Бол подтвердил слова учителя, от себя прибавив еще две недели.

— О боже! — воскликнул ошеломленный доктор. — Ведь вы таким манером изведете и себя и нас.

— Когда вы лечите больного, ограничиваете себя временем?

— Как вам сказать?.. В общем-то нет. Ибо болезнь сама не всегда уверена в своем течении.

Рембрандт поставил небольшой холст на мольберт.

— Так вот, господин де Витте, — сказал он, думая совсем о другом, — это мое занятие тоже вроде болезни.

— Любопытно, — произнес доктор, шаря взглядом по стенам.

— Я попрошу вас сесть на ту скамью, облокотиться обеими руками на стол и смотреть на эту вазу. Вообразите, что перед вами труп. А труп лежит на анатомическом столе.

— Надеть шляпу или без шляпы?

— Попробуем без шляпы, — сказал Рембрандт и взял палитру из рук Бола. — Свет никуда не годится. Но попробуем и так… Господин де Витте, я прошу вас чуть податься вперед. Всем корпусом.

И положил на полотно первый мазок. Чуть небрежно. Но в полную силу…

На следующий день доктор де Витте встретил в узком коридоре хирургической гильдии доктора Хартманса.

— Вас мне и нужно! — воскликнул он. — Вы, кажется, сегодня собираетесь позировать художнику?

Доктор Хартманс подтвердил, что, согласно уговору, он сегодня будет в мастерской ван Рейна.

— Поздравляю вас, Хартманс! Выпейте чего-нибудь покрепче, потому что предстоят трудные часы.

— Что так? — Доктор Хартманс улыбнулся, приготовившись услышать нечто из уст энергичного и всегда немного приподнятого де Витте.

— По-моему, мы здорово влипли.

— То есть? — Доктор Хартманс не понял, о чем речь.

— Значит, так: являюсь я собственной персоной к нашему мастеру и говорю, что я такой-то. Принимает очень учтиво, сажает на скамью и тут — начинается! — де Витте прижался к стене и захохотал. — То есть началось такое, что я даже за малой нуждой сходить не мог.

Доктор Хартманс чуточку озадачен, но никак не возьмет в толк, о чем все-таки речь и что так рассмешило доктора де Витте.

— Доктор де Витте, насколько понимаю, речь идет о сеансе…

— Вот-вот, именно! — и де Витте продолжал хохотать.
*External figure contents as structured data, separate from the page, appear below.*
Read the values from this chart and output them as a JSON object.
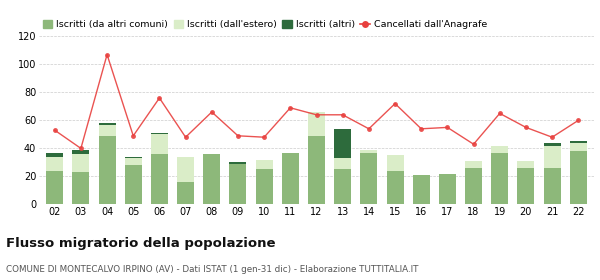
{
  "years": [
    "02",
    "03",
    "04",
    "05",
    "06",
    "07",
    "08",
    "09",
    "10",
    "11",
    "12",
    "13",
    "14",
    "15",
    "16",
    "17",
    "18",
    "19",
    "20",
    "21",
    "22"
  ],
  "iscritti_altri_comuni": [
    24,
    23,
    49,
    28,
    36,
    16,
    36,
    29,
    25,
    37,
    49,
    25,
    37,
    24,
    21,
    22,
    26,
    37,
    26,
    26,
    38
  ],
  "iscritti_estero": [
    10,
    13,
    8,
    5,
    14,
    18,
    0,
    0,
    7,
    0,
    17,
    8,
    2,
    11,
    0,
    0,
    5,
    5,
    5,
    16,
    6
  ],
  "iscritti_altri": [
    3,
    3,
    1,
    1,
    1,
    0,
    0,
    1,
    0,
    0,
    0,
    21,
    0,
    0,
    0,
    0,
    0,
    0,
    0,
    2,
    1
  ],
  "cancellati": [
    53,
    40,
    107,
    49,
    76,
    48,
    66,
    49,
    48,
    69,
    64,
    64,
    54,
    72,
    54,
    55,
    43,
    65,
    55,
    48,
    60
  ],
  "color_altri_comuni": "#8db87a",
  "color_estero": "#daedc8",
  "color_altri": "#2d6b3c",
  "color_cancellati": "#e8403e",
  "ylim": [
    0,
    120
  ],
  "yticks": [
    0,
    20,
    40,
    60,
    80,
    100,
    120
  ],
  "title": "Flusso migratorio della popolazione",
  "subtitle": "COMUNE DI MONTECALVO IRPINO (AV) - Dati ISTAT (1 gen-31 dic) - Elaborazione TUTTITALIA.IT",
  "legend_labels": [
    "Iscritti (da altri comuni)",
    "Iscritti (dall'estero)",
    "Iscritti (altri)",
    "Cancellati dall'Anagrafe"
  ],
  "bg_color": "#ffffff",
  "grid_color": "#cccccc"
}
Волей-неволей и доктору Хартмансу пришлось переключиться на игривый лад.

— Надеюсь, — сказал он смеясь, — вы не опозорились?

— Кое-как удержался.

— А он?

— Кто он?

— Господин ван Рейн.

— Он был как зверь. Рычал у мольберта и рисовал.

— С чего это рычал? Он же не настоящий зверь.
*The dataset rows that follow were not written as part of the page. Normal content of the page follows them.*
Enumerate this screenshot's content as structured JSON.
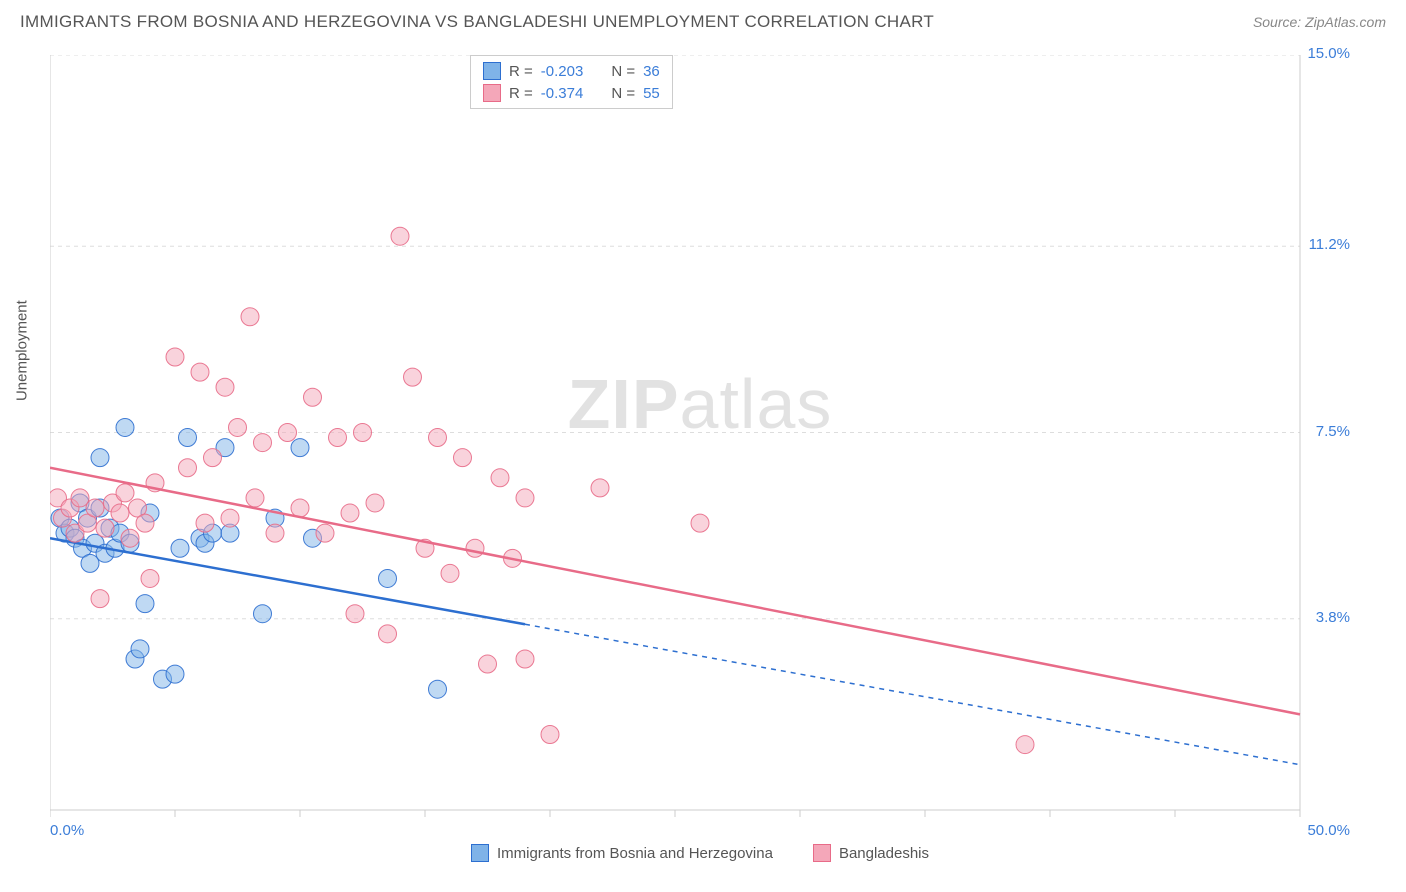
{
  "title": "IMMIGRANTS FROM BOSNIA AND HERZEGOVINA VS BANGLADESHI UNEMPLOYMENT CORRELATION CHART",
  "source": "Source: ZipAtlas.com",
  "watermark_bold": "ZIP",
  "watermark_light": "atlas",
  "chart": {
    "type": "scatter",
    "y_axis_label": "Unemployment",
    "xlim": [
      0,
      50
    ],
    "ylim": [
      0,
      15
    ],
    "x_ticks": [
      0,
      50
    ],
    "x_tick_labels": [
      "0.0%",
      "50.0%"
    ],
    "y_ticks": [
      3.8,
      7.5,
      11.2,
      15.0
    ],
    "y_tick_labels": [
      "3.8%",
      "7.5%",
      "11.2%",
      "15.0%"
    ],
    "background_color": "#ffffff",
    "grid_color": "#dddddd",
    "axis_line_color": "#cccccc",
    "axis_label_color": "#3b7dd8",
    "marker_radius": 9,
    "marker_opacity": 0.5,
    "marker_stroke_opacity": 0.9,
    "line_width": 2.5,
    "series": [
      {
        "name": "Immigrants from Bosnia and Herzegovina",
        "color": "#7fb3e8",
        "line_color": "#2d6fd0",
        "R": "-0.203",
        "N": "36",
        "regression": {
          "x1": 0,
          "y1": 5.4,
          "x2": 50,
          "y2": 0.9,
          "solid_until_x": 19
        },
        "points": [
          [
            0.4,
            5.8
          ],
          [
            0.6,
            5.5
          ],
          [
            0.8,
            5.6
          ],
          [
            1.0,
            5.4
          ],
          [
            1.2,
            6.1
          ],
          [
            1.3,
            5.2
          ],
          [
            1.5,
            5.8
          ],
          [
            1.6,
            4.9
          ],
          [
            1.8,
            5.3
          ],
          [
            2.0,
            6.0
          ],
          [
            2.0,
            7.0
          ],
          [
            2.2,
            5.1
          ],
          [
            2.4,
            5.6
          ],
          [
            2.6,
            5.2
          ],
          [
            2.8,
            5.5
          ],
          [
            3.0,
            7.6
          ],
          [
            3.2,
            5.3
          ],
          [
            3.4,
            3.0
          ],
          [
            3.6,
            3.2
          ],
          [
            3.8,
            4.1
          ],
          [
            4.0,
            5.9
          ],
          [
            4.5,
            2.6
          ],
          [
            5.0,
            2.7
          ],
          [
            5.2,
            5.2
          ],
          [
            5.5,
            7.4
          ],
          [
            6.0,
            5.4
          ],
          [
            6.2,
            5.3
          ],
          [
            6.5,
            5.5
          ],
          [
            7.0,
            7.2
          ],
          [
            7.2,
            5.5
          ],
          [
            8.5,
            3.9
          ],
          [
            9.0,
            5.8
          ],
          [
            10.0,
            7.2
          ],
          [
            10.5,
            5.4
          ],
          [
            15.5,
            2.4
          ],
          [
            13.5,
            4.6
          ]
        ]
      },
      {
        "name": "Bangladeshis",
        "color": "#f4a7b9",
        "line_color": "#e86b88",
        "R": "-0.374",
        "N": "55",
        "regression": {
          "x1": 0,
          "y1": 6.8,
          "x2": 50,
          "y2": 1.9,
          "solid_until_x": 50
        },
        "points": [
          [
            0.3,
            6.2
          ],
          [
            0.5,
            5.8
          ],
          [
            0.8,
            6.0
          ],
          [
            1.0,
            5.5
          ],
          [
            1.2,
            6.2
          ],
          [
            1.5,
            5.7
          ],
          [
            1.8,
            6.0
          ],
          [
            2.0,
            4.2
          ],
          [
            2.2,
            5.6
          ],
          [
            2.5,
            6.1
          ],
          [
            2.8,
            5.9
          ],
          [
            3.0,
            6.3
          ],
          [
            3.2,
            5.4
          ],
          [
            3.5,
            6.0
          ],
          [
            3.8,
            5.7
          ],
          [
            4.0,
            4.6
          ],
          [
            4.2,
            6.5
          ],
          [
            5.0,
            9.0
          ],
          [
            5.5,
            6.8
          ],
          [
            6.0,
            8.7
          ],
          [
            6.2,
            5.7
          ],
          [
            6.5,
            7.0
          ],
          [
            7.0,
            8.4
          ],
          [
            7.2,
            5.8
          ],
          [
            7.5,
            7.6
          ],
          [
            8.0,
            9.8
          ],
          [
            8.2,
            6.2
          ],
          [
            8.5,
            7.3
          ],
          [
            9.0,
            5.5
          ],
          [
            9.5,
            7.5
          ],
          [
            10.0,
            6.0
          ],
          [
            10.5,
            8.2
          ],
          [
            11.0,
            5.5
          ],
          [
            11.5,
            7.4
          ],
          [
            12.0,
            5.9
          ],
          [
            12.2,
            3.9
          ],
          [
            12.5,
            7.5
          ],
          [
            13.0,
            6.1
          ],
          [
            13.5,
            3.5
          ],
          [
            14.0,
            11.4
          ],
          [
            14.5,
            8.6
          ],
          [
            15.0,
            5.2
          ],
          [
            15.5,
            7.4
          ],
          [
            16.0,
            4.7
          ],
          [
            16.5,
            7.0
          ],
          [
            17.0,
            5.2
          ],
          [
            17.5,
            2.9
          ],
          [
            18.0,
            6.6
          ],
          [
            18.5,
            5.0
          ],
          [
            19.0,
            3.0
          ],
          [
            20.0,
            1.5
          ],
          [
            22.0,
            6.4
          ],
          [
            26.0,
            5.7
          ],
          [
            39.0,
            1.3
          ],
          [
            19.0,
            6.2
          ]
        ]
      }
    ],
    "corr_legend": {
      "R_label": "R =",
      "N_label": "N ="
    }
  }
}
— Нет, нет, настоящий! — Де Витте замахал руками. — По-моему, он натурально рычал. Он мазал, мазал кистью, пока не перемазал дюжину полотен. А может, две. И сказал, что в следующий раз мы продолжим. Я не стал спорить, бросился вон из дому, пока не лопнул мой мочевой пузырь. Вот ведь какие дела!

— Ну знаете, господин де Витте, вы рассказали все-таки не о самом страшном… Этюды вам понравились?

— Какие этюды?

— Ну, красочные рисунки.

— Ах, вот оно что! Они называются этюдами?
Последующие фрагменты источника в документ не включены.